Варвара Кирилловна и Мария уставились на него любопытными глазами и принялись расспрашивать. Рассказав о своем посещении, Аполлинарий Григорьевич сказал:
– Не бойтесь, – не опасна эта Шанечка. Она не сумеет овладеть им окончательно. До свадьбы дело не дойдет.
– Ну не слишком надейтесь, – недоверчиво сказала Варвара Кирилловна.
Аполлинарий Григорьевич уверенно говорил, с самодовольною миною покручивая седой ус:
– Уверяю вас. Она его сама от себя отвадит. В ней есть довольно прелести, чтобы его любезною быть, но женою… Нет, она совсем не нашего круга.
Варвара Кирилловна вздохнула и сказала:
– Ох, плохое утешение! Бывали примеры, на горничных женились. Я боюсь, что ваш визит только поощрит эту особу, и она теперь еще смелее будет добиваться своего.

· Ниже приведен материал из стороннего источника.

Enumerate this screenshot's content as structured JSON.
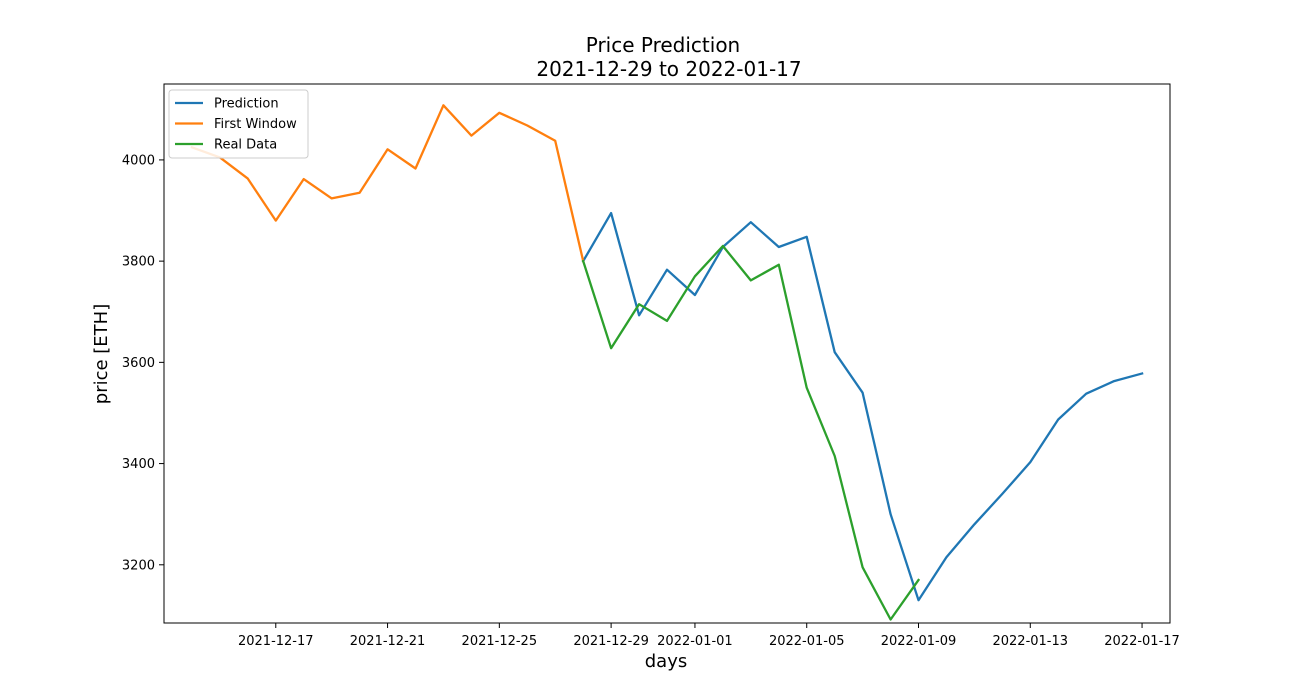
{
  "chart_data": {
    "type": "line",
    "title": "Price Prediction",
    "subtitle": "2021-12-29 to 2022-01-17",
    "xlabel": "days",
    "ylabel": "price [ETH]",
    "x_ticks": [
      "2021-12-17",
      "2021-12-21",
      "2021-12-25",
      "2021-12-29",
      "2022-01-01",
      "2022-01-05",
      "2022-01-09",
      "2022-01-13",
      "2022-01-17"
    ],
    "y_ticks": [
      3200,
      3400,
      3600,
      3800,
      4000
    ],
    "xlim": [
      "2021-12-13",
      "2022-01-18"
    ],
    "ylim": [
      3085,
      4150
    ],
    "grid": false,
    "legend_position": "upper-left",
    "series": [
      {
        "name": "Prediction",
        "color": "#1f77b4",
        "x": [
          "2021-12-28",
          "2021-12-29",
          "2021-12-30",
          "2021-12-31",
          "2022-01-01",
          "2022-01-02",
          "2022-01-03",
          "2022-01-04",
          "2022-01-05",
          "2022-01-06",
          "2022-01-07",
          "2022-01-08",
          "2022-01-09",
          "2022-01-10",
          "2022-01-11",
          "2022-01-12",
          "2022-01-13",
          "2022-01-14",
          "2022-01-15",
          "2022-01-16",
          "2022-01-17"
        ],
        "y": [
          3800,
          3895,
          3693,
          3783,
          3733,
          3828,
          3877,
          3828,
          3848,
          3620,
          3540,
          3300,
          3130,
          3215,
          3280,
          3340,
          3403,
          3487,
          3538,
          3563,
          3578
        ]
      },
      {
        "name": "First Window",
        "color": "#ff7f0e",
        "x": [
          "2021-12-14",
          "2021-12-15",
          "2021-12-16",
          "2021-12-17",
          "2021-12-18",
          "2021-12-19",
          "2021-12-20",
          "2021-12-21",
          "2021-12-22",
          "2021-12-23",
          "2021-12-24",
          "2021-12-25",
          "2021-12-26",
          "2021-12-27",
          "2021-12-28"
        ],
        "y": [
          4025,
          4005,
          3963,
          3880,
          3962,
          3924,
          3935,
          4021,
          3983,
          4108,
          4048,
          4093,
          4068,
          4038,
          3800
        ]
      },
      {
        "name": "Real Data",
        "color": "#2ca02c",
        "x": [
          "2021-12-28",
          "2021-12-29",
          "2021-12-30",
          "2021-12-31",
          "2022-01-01",
          "2022-01-02",
          "2022-01-03",
          "2022-01-04",
          "2022-01-05",
          "2022-01-06",
          "2022-01-07",
          "2022-01-08",
          "2022-01-09"
        ],
        "y": [
          3800,
          3628,
          3715,
          3682,
          3770,
          3830,
          3762,
          3793,
          3550,
          3415,
          3195,
          3092,
          3170
        ]
      }
    ]
  }
}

Аполлинарий Григорьевич усмехнулся.
– Тем хуже будет для нее самой, – сказал он. – Надо только открыть Евгению глаза на все ее прелести. Когда перед нами есть враг, то надо не пренебрегать им, а хорошенько узнать его и действовать против него его же собственным оружием. Действовать напролом, – это значит только раздражать Евгения. "Где силой взять нельзя, там надобна уловка". И мы с вами условимся вот в чем, – я буду стоять в разговорах с ним за эту девицу, – понимаете? Чтобы с наихудшей стороны подчеркнуть все ее мещанство и невоспитанность. И уж вы не удивляйтесь тому, что я буду ее хвалить: "Не поздоровится от этаких похвал".
Варвара Кирилловна недоверчиво покачивала головою. Но Мария сразу приняла сторону Аполлинария Григорьевича. Она говорила:
– Конечно же, мама, так гораздо благоразумнее. Таким способом гораздо легче открыть Евгению глаза на все ее отрицательные стороны. А чем больше с ним спорить, тем больше он будет находить в ней одно только хорошее.